For the ways in which this tale charts new territory for romance writing, it plumbs depths that resound at the heart of any intense love story — that notion of two souls finding their fate in the other. We rarely read romance to be reasoned with, and Kelly’s contemplation of the lengths to which men and women can go to find unison with that truest, unflinching other part of themselves makes for an immensely gratifying, toe-curling read. This story offers us one of the most spectacular leaps of reason, the idea of time that bends to the will of era-crossed inamoratos. It makes it less suited to those who prefer their romance cut and dry, dressed up in business suits and stuffed with dirty martinis. An ideal adorer of Laura and Alaric’s adventure is more likely to be found mapping the constellations and dreaming of Dr. Who, fancying herself at home in the novels of Diana Gabaldon and Ursula K. LeGuin — or one who challenges himself with questions of how Ennis and Jack might have fared as gunslinging vaqueros with robotic arms in 2027.

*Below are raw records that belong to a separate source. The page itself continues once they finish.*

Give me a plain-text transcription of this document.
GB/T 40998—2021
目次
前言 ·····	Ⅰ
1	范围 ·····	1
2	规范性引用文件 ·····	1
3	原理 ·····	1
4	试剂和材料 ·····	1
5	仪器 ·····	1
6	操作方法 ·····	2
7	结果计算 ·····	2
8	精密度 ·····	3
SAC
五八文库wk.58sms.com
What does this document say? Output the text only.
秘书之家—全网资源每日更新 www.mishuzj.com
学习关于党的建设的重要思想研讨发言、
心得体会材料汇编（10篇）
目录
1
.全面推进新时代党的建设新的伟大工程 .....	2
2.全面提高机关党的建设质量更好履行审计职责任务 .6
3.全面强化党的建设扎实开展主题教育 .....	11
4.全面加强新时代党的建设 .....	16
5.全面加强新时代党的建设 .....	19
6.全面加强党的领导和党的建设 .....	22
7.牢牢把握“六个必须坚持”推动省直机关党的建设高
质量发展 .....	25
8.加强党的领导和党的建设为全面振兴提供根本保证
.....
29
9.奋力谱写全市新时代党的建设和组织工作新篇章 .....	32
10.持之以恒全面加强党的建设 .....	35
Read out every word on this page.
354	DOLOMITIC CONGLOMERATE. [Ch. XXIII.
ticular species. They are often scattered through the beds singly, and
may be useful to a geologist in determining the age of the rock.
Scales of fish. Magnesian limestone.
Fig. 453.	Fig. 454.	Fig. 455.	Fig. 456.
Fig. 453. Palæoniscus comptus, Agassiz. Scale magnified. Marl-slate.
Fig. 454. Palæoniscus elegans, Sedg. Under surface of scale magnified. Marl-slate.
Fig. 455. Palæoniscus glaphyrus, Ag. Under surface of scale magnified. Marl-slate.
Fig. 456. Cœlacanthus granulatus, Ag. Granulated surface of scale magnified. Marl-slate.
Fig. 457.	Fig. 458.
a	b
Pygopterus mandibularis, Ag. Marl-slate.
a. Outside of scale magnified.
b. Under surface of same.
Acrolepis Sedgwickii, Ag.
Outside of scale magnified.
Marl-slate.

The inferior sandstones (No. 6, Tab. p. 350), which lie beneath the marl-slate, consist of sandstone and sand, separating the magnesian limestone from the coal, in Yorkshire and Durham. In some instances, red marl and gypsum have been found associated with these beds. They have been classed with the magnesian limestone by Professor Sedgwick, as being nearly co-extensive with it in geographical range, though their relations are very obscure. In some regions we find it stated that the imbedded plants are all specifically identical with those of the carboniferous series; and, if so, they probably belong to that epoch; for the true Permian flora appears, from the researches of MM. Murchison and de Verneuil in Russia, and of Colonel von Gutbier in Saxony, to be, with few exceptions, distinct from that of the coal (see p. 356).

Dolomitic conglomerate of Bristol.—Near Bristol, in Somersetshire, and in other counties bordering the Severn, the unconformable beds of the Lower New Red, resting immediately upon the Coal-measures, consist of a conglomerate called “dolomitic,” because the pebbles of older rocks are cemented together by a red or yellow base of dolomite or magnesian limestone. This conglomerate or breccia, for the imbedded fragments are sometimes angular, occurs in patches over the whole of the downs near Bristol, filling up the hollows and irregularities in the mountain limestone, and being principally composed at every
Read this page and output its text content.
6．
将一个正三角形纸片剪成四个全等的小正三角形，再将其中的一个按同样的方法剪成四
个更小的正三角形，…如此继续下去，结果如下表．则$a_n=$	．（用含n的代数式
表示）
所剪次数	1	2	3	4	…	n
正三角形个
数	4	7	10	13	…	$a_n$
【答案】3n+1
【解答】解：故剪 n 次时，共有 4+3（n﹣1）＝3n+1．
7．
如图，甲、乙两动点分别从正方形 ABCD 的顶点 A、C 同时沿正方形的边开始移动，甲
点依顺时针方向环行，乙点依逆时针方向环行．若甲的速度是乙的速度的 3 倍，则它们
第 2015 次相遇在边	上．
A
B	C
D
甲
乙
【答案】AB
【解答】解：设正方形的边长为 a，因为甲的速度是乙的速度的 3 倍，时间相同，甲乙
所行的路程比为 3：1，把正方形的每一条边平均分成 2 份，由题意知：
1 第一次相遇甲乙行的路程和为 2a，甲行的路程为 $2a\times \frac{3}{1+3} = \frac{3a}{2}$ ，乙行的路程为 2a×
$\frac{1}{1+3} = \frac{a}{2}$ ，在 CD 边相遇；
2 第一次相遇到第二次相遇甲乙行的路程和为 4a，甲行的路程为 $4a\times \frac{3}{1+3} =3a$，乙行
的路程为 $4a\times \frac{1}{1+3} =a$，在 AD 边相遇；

Laura herself triumphantly declares to Alaric, when their twinned future seems most tenebrous, “Time isn’t what we think it is. It’s something so much more. It’s infinite. This moment is endless. We will be here like this forever, even after we are both dead and gone.” 

Morgan Kelly, with her inaugural Charleston in that vast, glittering ballroom of romantic fiction, made me think of quantum physics side by side with ardent kisses. This, and other her glass-ceiling-shattering feats of talented composition in any genre, makes Midnight in Your Arms an oft-astonishing pleasure. Immediately upon finishing it, I clasped my Kindle tight to my chest, and thought, “I would so love to ask Laura Dearborn on a date… that is, if Alaric Storm III could be prevailed upon to spare her for one dance.” He probably wouldn’t, but, as the best romance reminds us over and over again, stargazing is not merely admissible, but perfectly necessary.

A free electronic copy of this novel was provided by Morgan Kelly, through Avon/ Harper Voyager/ HarperCollinsPublishers for review. The opinions expressed in this review are entirely my own, and are not influenced by her generous gift of gratuitous literature.